Another issue you could be dealing with is a lack of full sun in your rose beds. Most roses are properly planted in an area that offers full sun. However many begin receiving partial shade years down the road as a tree, shrub or other large perennial grows and begins to shade your rose. Roses are never happy unless they are receiving at least 6 hours of full sun each day. Fall and spring are the perfect times to either relocate your rose to a full sun area or to move the troublesome tree, shrub or large perennial to a more appropriate spot in the garden.
If you have either empty or overcrowded areas in the garden make a note of them now. Place a small flag or maker in a bare spot in your rose bed. It will be easier to identify the area in question once many of your plants have died back for the winter. If an area of your rose bed is overcrowded draw a small diagram of the overcrowded plants placement.

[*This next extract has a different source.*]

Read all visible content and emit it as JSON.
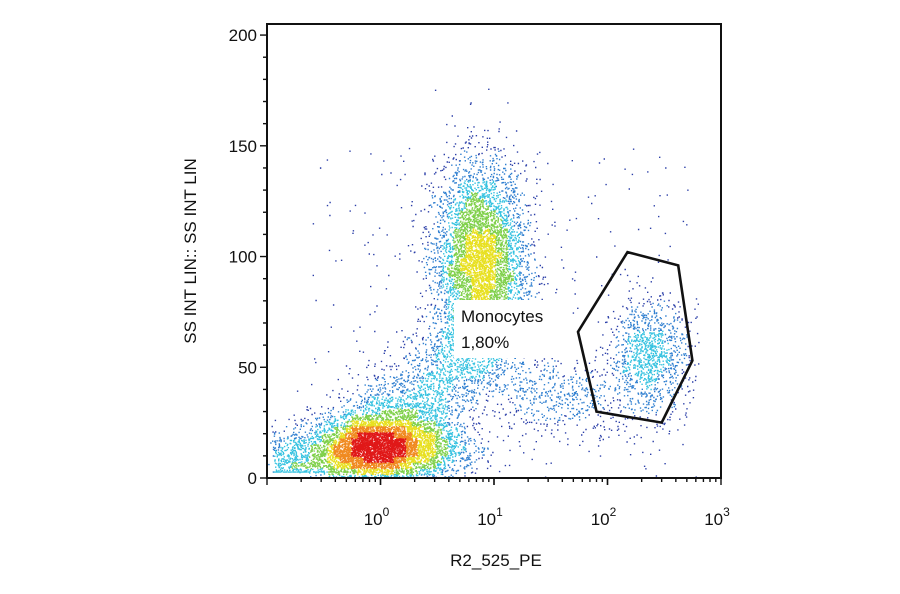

This will enable you to better visualize their location once winter has arrived, and plan for their rearrangement. Fall and spring are the times to either add a new plant or to relocate some roses that were planted to closely in a previous season. If you’re unable to add a new rose to an empty spot or relocate your crowded roses this fall, you’ll appreciate being able to better visualize plant placement come spring.
Fall can seem a slow time in the garden. We all need time to reflect on the previous year and to plan for the next. Before you head indoors for winter a small amount of planning will ensure your garden is what you desire for next spring.